Nana was eighty-seven and still going strong.
From the corner of his eye Gabe caught sight of Damian holding his hand in the air and gurning while blood ran down to his sleeve.
‘First-aid box, Damian. In my office, bottom drawer.’
Damian licked his finger and smudged his nose with blood.
‘Doc,’ called Benny. ‘Take a look. Damian, let Doc see your hand.’
It was the crew’s name for Nikolai.
Nikolai wielded his knife. ‘The finger cannot be saved. I shall have to amputate.’
Damian laughed and waggled his finger but disappeared rapidly, nonetheless, into Gabriel’s office.
Nikolai set down his knife. ‘I propose a silence,’ he said.
Everyone stopped working and turned to look. Gabriel wanted to object but he too was held in suspense. Nikolai was only a commis but he was older than the chefs de partie. He didn’t say much, he worked hard, and when Gabriel wanted to put him in charge of a section Nikolai had turned him down. He had carroty hair and his face was bloodless as a veal chop, no colour in his lips or lashes. When he spoke it was with authority and sa
dness, like the gallows oration of a deposed king.
‘Friends and colleagues,’ said Nikolai, ‘it has been a week since Yuri’s death. I know how sad we all feel about this terrible accident. I would like everyone, with Chef’s permission, to join in one minute of silence as a mark of respect to Yuri.’
Gabriel bowed his head. Why now, he thought, why in the middle of service, when every minute counts?
He counted off the seconds. ‘All right,’ he said, ‘back to work.’
The silence hung about like a bad smell, until Victor broke wind.
‘May I remind you,’ said Suleiman, laughing, ‘that this is a confined space.’
Victor went over to Suleiman and burped right into his ear.

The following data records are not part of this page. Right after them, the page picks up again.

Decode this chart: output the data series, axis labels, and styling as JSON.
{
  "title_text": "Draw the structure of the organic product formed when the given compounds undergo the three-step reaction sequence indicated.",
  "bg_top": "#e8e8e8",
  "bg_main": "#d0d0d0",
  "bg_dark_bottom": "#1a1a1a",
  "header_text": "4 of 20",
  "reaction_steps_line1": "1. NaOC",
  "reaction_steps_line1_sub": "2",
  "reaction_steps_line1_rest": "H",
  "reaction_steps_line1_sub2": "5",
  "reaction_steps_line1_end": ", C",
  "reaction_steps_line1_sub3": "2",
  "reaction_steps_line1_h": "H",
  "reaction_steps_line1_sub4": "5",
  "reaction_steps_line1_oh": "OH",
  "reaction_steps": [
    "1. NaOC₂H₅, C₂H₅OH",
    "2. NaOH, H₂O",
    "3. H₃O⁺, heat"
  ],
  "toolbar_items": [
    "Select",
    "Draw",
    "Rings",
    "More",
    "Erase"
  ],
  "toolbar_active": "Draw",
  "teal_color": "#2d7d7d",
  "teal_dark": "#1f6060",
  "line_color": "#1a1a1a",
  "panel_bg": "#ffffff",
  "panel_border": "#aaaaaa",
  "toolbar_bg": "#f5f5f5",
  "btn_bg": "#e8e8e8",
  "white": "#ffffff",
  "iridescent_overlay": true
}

‘In Moldova, this is a sign of love. Am I correct?’ Suleiman retreated a couple of paces on his little bow legs. Gabe smiled at the way he made his enquiry with apparent seriousness, as though he would inscribe the answer on to an official form.

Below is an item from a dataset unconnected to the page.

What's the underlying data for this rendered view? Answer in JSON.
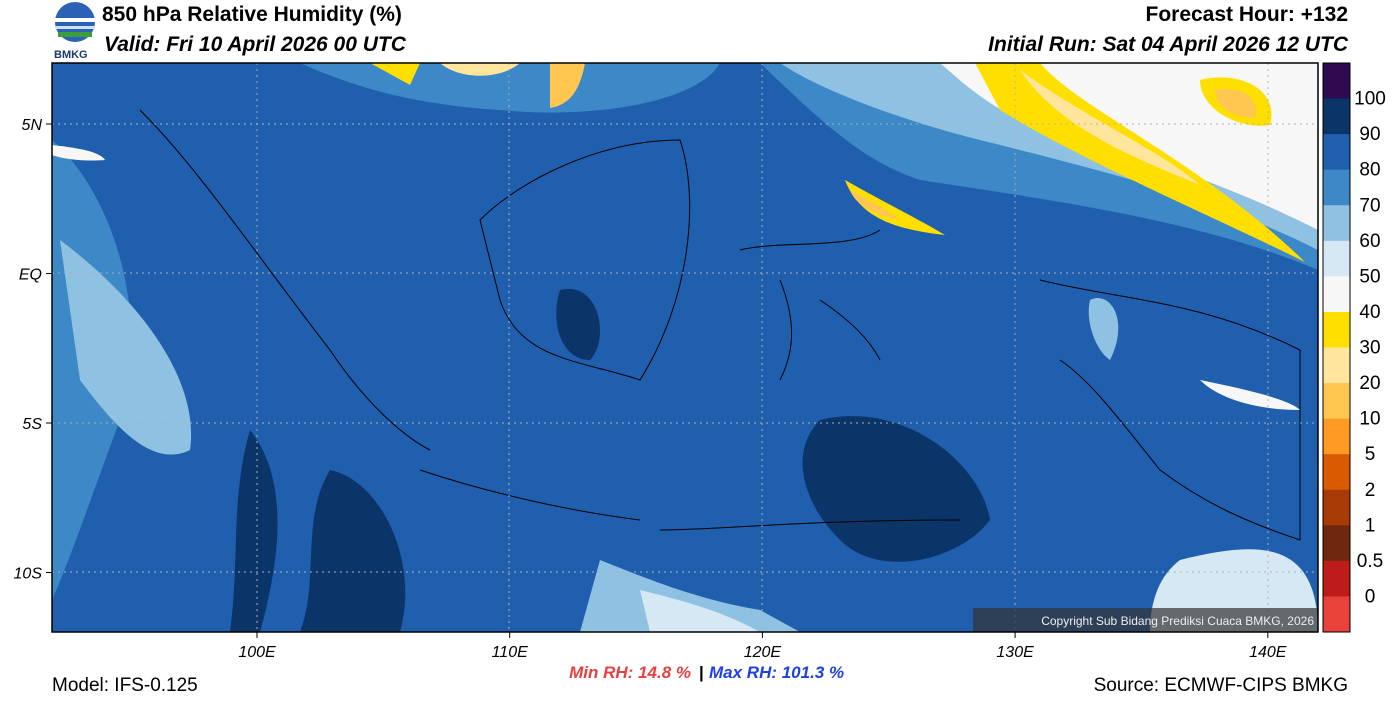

‘Too right, baby,’ said Victor, attempting to grab Suleiman by the balls.
‘Gentlemen,’ Gabriel called, ‘we’re not in the fucking playground. Eyes down, go to work.’
‘Yes, Chef,’ said Suleiman. ‘Chef? Extractor hood has a malfunction.’

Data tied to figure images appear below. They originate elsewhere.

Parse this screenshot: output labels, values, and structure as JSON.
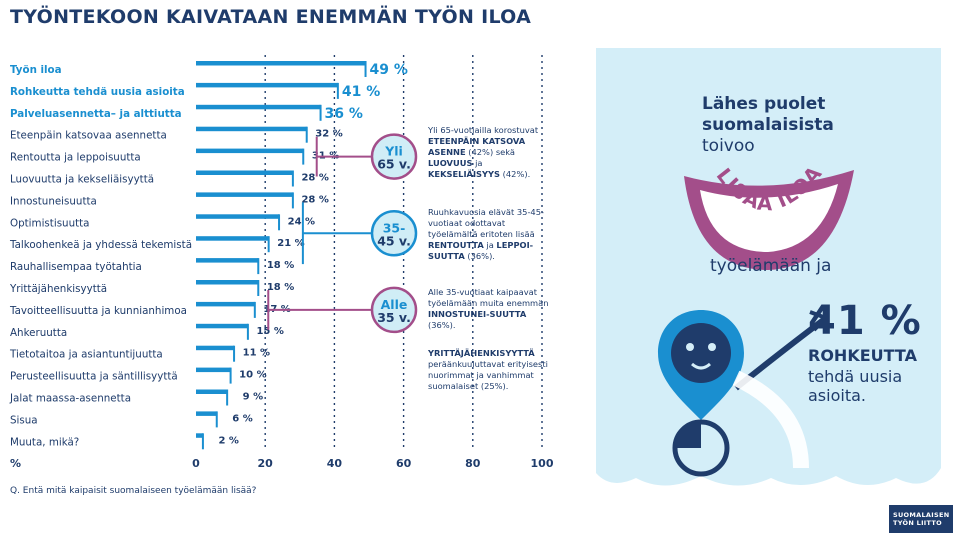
{
  "header": {
    "title": "TYÖNTEKOON KAIVATAAN ENEMMÄN TYÖN ILOA"
  },
  "question": "Q. Entä mitä kaipaisit suomalaiseen työelämään lisää?",
  "chart_data": {
    "type": "bar",
    "orientation": "horizontal",
    "categories": [
      "Työn iloa",
      "Rohkeutta tehdä uusia asioita",
      "Palveluasennetta– ja alttiutta",
      "Eteenpäin katsovaa asennetta",
      "Rentoutta ja leppoisuutta",
      "Luovuutta ja kekseliäisyyttä",
      "Innostuneisuutta",
      "Optimistisuutta",
      "Talkoohenkeä ja yhdessä tekemistä",
      "Rauhallisempaa työtahtia",
      "Yrittäjähenkisyyttä",
      "Tavoitteellisuutta ja kunnianhimoa",
      "Ahkeruutta",
      "Tietotaitoa ja asiantuntijuutta",
      "Perusteellisuutta ja säntillisyyttä",
      "Jalat maassa-asennetta",
      "Sisua",
      "Muuta, mikä?"
    ],
    "values": [
      49,
      41,
      36,
      32,
      31,
      28,
      28,
      24,
      21,
      18,
      18,
      17,
      15,
      11,
      10,
      9,
      6,
      2
    ],
    "value_labels": [
      "49 %",
      "41 %",
      "36 %",
      "32 %",
      "31 %",
      "28 %",
      "28 %",
      "24 %",
      "21 %",
      "18 %",
      "18 %",
      "17 %",
      "15 %",
      "11 %",
      "10 %",
      "9 %",
      "6 %",
      "2 %"
    ],
    "highlighted_count": 3,
    "xlabel": "%",
    "xticks": [
      "0",
      "20",
      "40",
      "60",
      "80",
      "100"
    ],
    "xlim": [
      0,
      100
    ],
    "colors": {
      "bar": "#1a8fd0",
      "highlight_text": "#1a8fd0",
      "text": "#1f3c6b",
      "grid": "#1f3c6b"
    }
  },
  "badges": [
    {
      "line1": "Yli",
      "line2": "65 v.",
      "rows": [
        3,
        5
      ]
    },
    {
      "line1": "35-",
      "line2": "45 v.",
      "rows": [
        6,
        9
      ]
    },
    {
      "line1": "Alle",
      "line2": "35 v.",
      "rows": [
        10,
        12
      ]
    }
  ],
  "badge_colors": {
    "fill": "#d0edf6",
    "border": "#1a8fd0",
    "border_pink": "#a34e8a",
    "text": "#1f3c6b",
    "text_accent": "#1a8fd0"
  },
  "callouts": [
    {
      "parts": [
        {
          "t": "Yli 65-vuotiailla korostuvat ",
          "b": false
        },
        {
          "t": "ETEENPÄIN KATSOVA ASENNE",
          "b": true
        },
        {
          "t": " (42%) sekä ",
          "b": false
        },
        {
          "t": "LUOVUUS",
          "b": true
        },
        {
          "t": " ja ",
          "b": false
        },
        {
          "t": "KEKSELIÄISYYS",
          "b": true
        },
        {
          "t": " (42%).",
          "b": false
        }
      ]
    },
    {
      "parts": [
        {
          "t": "Ruuhkavuosia elävät 35-45-vuotiaat odottavat työelämältä eritoten lisää ",
          "b": false
        },
        {
          "t": "RENTOUTTA",
          "b": true
        },
        {
          "t": " ja ",
          "b": false
        },
        {
          "t": "LEPPOI-SUUTTA",
          "b": true
        },
        {
          "t": " (36%).",
          "b": false
        }
      ]
    },
    {
      "parts": [
        {
          "t": "Alle 35-vuotiaat kaipaavat työelämään muita enemmän ",
          "b": false
        },
        {
          "t": "INNOSTUNEI-SUUTTA",
          "b": true
        },
        {
          "t": " (36%).",
          "b": false
        }
      ]
    },
    {
      "parts": [
        {
          "t": "YRITTÄJÄHENKISYYTTÄ",
          "b": true
        },
        {
          "t": " peräänkuuluttavat erityisesti nuorimmat ja vanhimmat suomalaiset (25%).",
          "b": false
        }
      ]
    }
  ],
  "right_panel": {
    "heading_bold": "Lähes puolet suomalaisista",
    "heading_normal": "toivoo",
    "arc_text": "LISÄÄ ILOA",
    "subtext": "työelämään ja",
    "big_pct": "41 %",
    "line_bold": "ROHKEUTTA",
    "line_normal": "tehdä uusia asioita.",
    "colors": {
      "bg": "#d4eef8",
      "mouth": "#a34e8a",
      "lion": "#1f3c6b",
      "lion_accent": "#1a8fd0"
    }
  },
  "logo": {
    "line1": "SUOMALAISEN",
    "line2": "TYÖN LIITTO"
  }
}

‘Report it to maintenance in the morning. Can’t do anything now. Who’s done this trout? Well, come and get it and do it again. Never mind “done”, lad, put it in the sink and watch it swim.’
‘In the morning, OK, I will make a report,’ said Suleiman. ‘When Yuri was here he used to fix always, very fast.’
‘Right,’ said Gabriel. ‘There’s your problem. You don’t let the porter mess with things like that.’
‘Oh, Yuri was an engineer also. Full qualifications. He understood very well the machines.’